Per il 2007 si è deciso di destinare l’intero ammontare che, ad oggi, è pari a 321.979,50 euro
[19].
Nonostante questo, sia nel 2006 che nel 2007, il Partito radicale è riuscito a far fronte alle spese di struttura e a diminuire il debito nei confronti di alcuni fornitori, a seguito  del versamento delle indennità parlamentari che, per il periodo aprile 2006-luglio 2007, ammontano a 867.602,73 euro
[20].

  • Debito verso Poste italiane, 3.845.470 euro
    • riaprire una trattativa volta ad ottenere uno sconto e, comunque, una forte rateizzazione indispensabile alla tenuta finanziaria dell’area. 
  • Polo delle libertà, debito di 886.000 euro e credito di 2.790.000 euro
    • aprire una trattativa con il Tesoriere Rocco Crimi. 
  • Centro d’Ascolto
    • Valutare se vi siano possibili iniziative politiche che, in un tempo breve, consentano di assicurare il finanziamento del Cd’A. Nel contempo attivare la procedura per il licenziamento del personale. 
  • Partito radicale
    • L’attuale struttura relativa ai servizi comuni è ridotta al minimo. Mentre è necessario sopperire alla mancanza di collaboratori politici per rilanciare l’iniziativa. Questo, nelle condizioni attuali, è possibile solo attraverso il coinvolgimento di persone che non siano impegnate nel soggetto PR in quanto tale.
      Il rilancio non può che passare attraverso il materiale a stampa. Viste anche le precedenti esperienze, un numero unico si rende necessario per quanto riguarda le iniziative fuori d’Italia.

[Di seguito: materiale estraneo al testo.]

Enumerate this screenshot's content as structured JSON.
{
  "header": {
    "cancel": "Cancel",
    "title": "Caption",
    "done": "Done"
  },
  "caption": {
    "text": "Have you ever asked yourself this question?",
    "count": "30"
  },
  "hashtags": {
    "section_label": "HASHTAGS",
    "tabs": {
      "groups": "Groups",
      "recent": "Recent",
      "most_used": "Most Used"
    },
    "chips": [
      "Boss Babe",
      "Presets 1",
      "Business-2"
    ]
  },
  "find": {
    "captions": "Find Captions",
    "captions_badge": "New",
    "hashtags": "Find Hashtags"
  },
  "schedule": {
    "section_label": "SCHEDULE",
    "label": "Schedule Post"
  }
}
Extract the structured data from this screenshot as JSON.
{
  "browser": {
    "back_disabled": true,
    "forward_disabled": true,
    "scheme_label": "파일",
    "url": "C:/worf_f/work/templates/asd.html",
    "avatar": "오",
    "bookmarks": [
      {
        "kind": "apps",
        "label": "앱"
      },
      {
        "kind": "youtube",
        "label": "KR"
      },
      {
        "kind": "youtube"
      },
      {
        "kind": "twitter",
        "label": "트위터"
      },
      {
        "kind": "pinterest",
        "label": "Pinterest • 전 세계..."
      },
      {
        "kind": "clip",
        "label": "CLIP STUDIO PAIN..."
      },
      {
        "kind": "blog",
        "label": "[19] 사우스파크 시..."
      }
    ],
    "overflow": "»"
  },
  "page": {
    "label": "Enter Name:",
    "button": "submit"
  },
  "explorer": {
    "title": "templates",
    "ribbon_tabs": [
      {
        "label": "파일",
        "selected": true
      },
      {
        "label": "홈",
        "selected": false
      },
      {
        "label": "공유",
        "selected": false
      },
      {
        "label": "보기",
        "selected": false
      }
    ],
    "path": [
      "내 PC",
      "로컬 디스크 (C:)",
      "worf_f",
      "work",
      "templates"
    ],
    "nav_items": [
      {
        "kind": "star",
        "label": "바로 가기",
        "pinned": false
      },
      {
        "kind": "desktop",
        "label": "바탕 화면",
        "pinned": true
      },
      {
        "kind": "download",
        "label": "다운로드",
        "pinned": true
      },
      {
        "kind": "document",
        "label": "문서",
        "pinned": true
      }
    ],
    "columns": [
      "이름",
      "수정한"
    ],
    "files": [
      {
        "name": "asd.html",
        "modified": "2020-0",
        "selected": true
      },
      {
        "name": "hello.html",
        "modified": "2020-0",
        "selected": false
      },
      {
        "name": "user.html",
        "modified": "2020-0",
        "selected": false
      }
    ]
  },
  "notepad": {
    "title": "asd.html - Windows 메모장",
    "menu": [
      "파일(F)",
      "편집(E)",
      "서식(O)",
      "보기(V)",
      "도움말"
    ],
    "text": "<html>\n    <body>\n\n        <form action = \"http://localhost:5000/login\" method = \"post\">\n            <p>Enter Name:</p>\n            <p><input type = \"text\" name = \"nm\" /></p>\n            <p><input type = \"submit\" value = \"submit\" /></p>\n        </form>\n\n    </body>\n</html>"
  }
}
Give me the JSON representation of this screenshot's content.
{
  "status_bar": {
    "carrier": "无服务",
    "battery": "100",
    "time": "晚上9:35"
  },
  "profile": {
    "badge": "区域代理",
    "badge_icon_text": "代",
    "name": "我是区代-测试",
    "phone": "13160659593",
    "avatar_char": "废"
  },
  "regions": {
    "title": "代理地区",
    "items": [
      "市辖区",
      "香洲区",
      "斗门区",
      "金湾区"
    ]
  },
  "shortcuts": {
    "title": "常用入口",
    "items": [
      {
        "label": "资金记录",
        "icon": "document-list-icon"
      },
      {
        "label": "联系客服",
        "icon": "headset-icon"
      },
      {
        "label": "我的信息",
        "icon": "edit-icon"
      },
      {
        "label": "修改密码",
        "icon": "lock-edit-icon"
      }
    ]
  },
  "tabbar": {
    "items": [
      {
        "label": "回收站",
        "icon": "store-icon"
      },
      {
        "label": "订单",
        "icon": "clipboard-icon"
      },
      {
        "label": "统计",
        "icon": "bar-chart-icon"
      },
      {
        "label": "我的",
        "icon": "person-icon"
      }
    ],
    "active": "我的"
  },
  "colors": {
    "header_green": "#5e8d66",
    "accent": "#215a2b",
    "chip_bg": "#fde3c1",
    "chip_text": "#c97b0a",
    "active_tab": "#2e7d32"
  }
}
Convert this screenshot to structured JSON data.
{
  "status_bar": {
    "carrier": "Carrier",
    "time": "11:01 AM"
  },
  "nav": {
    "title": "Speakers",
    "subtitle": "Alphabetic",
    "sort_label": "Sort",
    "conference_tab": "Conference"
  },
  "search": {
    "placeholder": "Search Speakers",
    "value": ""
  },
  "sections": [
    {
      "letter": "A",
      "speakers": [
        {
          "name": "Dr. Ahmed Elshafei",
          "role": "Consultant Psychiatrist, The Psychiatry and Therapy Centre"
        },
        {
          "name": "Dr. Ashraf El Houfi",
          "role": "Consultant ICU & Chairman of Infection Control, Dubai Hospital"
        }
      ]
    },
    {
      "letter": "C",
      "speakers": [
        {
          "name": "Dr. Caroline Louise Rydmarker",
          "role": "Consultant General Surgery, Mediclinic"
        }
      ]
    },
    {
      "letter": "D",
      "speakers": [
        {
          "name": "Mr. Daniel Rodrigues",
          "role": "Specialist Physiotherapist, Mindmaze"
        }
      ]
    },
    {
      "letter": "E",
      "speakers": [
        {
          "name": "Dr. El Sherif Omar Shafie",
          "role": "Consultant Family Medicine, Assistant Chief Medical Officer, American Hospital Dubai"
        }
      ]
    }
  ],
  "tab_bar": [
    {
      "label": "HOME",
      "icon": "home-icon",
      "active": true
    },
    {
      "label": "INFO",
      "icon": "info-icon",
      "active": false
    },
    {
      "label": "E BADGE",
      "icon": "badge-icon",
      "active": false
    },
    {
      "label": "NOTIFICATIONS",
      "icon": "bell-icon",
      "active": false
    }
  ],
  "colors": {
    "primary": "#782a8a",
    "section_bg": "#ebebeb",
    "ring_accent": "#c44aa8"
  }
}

In Italia riterrei più prudente fare 3 o 4 giornali, tra settembre e dicembre, in cui ricordare il passato, informare sul presente e sulle implicazioni che ha per il futuro. Il “numero unico” e il giornale hanno anche lo scopo, non secondario, di rimettere in moto il “partito”, sia attraverso il lavoro necessario per realizzarlo, sia attraverso l’acquisizione di nuove persone. Obiettivo di questo lavoro dovrebbe essere la convocazione di un Congresso a primavera.
  • Per una riforma strutturale
    • Non poche volte si è accennato ad una riforma strutturale dell’area, una necessità che non è legata tanto alla situazione economico-finanziaria ma a quella organizzativa. A seconda di quelle che sono o possono essere le diverse “preoccupazioni” dei diversi dirigenti radicali in merito all’organizzazione dell’area, vi è l’esigenza di “mettere ordine” nelle “cose” radicali. Ancora oggi l’ipotesi più convincente è quella di una fondazione (f. Marco Pannella? F. radicale MP?) nella quale far confluire i beni radicali, a partire dagli archivi la cui organizzazione, finalizzata alla costituzione di un archivio radicale fruibile, è una iniziativa politica prioritaria per valorizzare il più importante bene di cui disponiamo. Costituendo una fondazione vi sono poi tutta una serie di agevolazioni, a cominciare da quelle fiscali.

[1] Centro di Produzione
[2] Cedat chiedere a Gianni Betto
[3] 100.000 fornitori, 105.000 dipendenti e collaboratori, 93.000 inps, 250.000 iva, 141.000 irpef, mutuo 130.000 rate scadute, condominio 7.000, collegio sindacale 15.000, 45.000 debiti cause lavoro
[4] Valeria Ferro
[5] 720.000 stipendi, 130.000 mutuo, fitti 91.000 (50 corso rinascimento, 41 archivi torre argentina), varie 300.000 (consumi, assicurazioni, servizi)
[6] Finanziamento pubblico 2008 anticipabile, da prevedere l’obbligo di spendere 423.454 per “politica a favore delle donne in politica”
[7] Poste italiane
[8] Legali, bancarie, telefoniche.
[9] 1.642.000 Centro di produzione, 455.000 Telecom, 188.000 (di cui 107 centro di produzione), 73.000 inps, 71.000 tfr
[10] 790.000 personale; 200.000 servizi TASS, 360.000 varie (pulizie, telefoni, assicurazioni, luce, acqua, commissioni, carte di credito, consulenze, manutenzione e gestione macchine, locomozione).
[11] Aumento dell’indennità mensile da 4 a 5.000 euro e anticipo di 10 mensilità.
[12] fornitori
[13] 74.000 spese generali, personale 60.000, consulenze 10.000, eldr 10.000, varie 10.000
[14] fornitori
[15] spese generali
[16] fornitori
[17] 50.000 collaborazioni, 10.000 spese generali
[18] 497 iscritti, 25 parziali, incasso totale 316.135,56 euro
[19] 447 iscritti, 107 parziali.
[20] I 7 deputati italiani hanno pagato l’indennità sino al mese in corso, quelli europei per l’intera legislatura.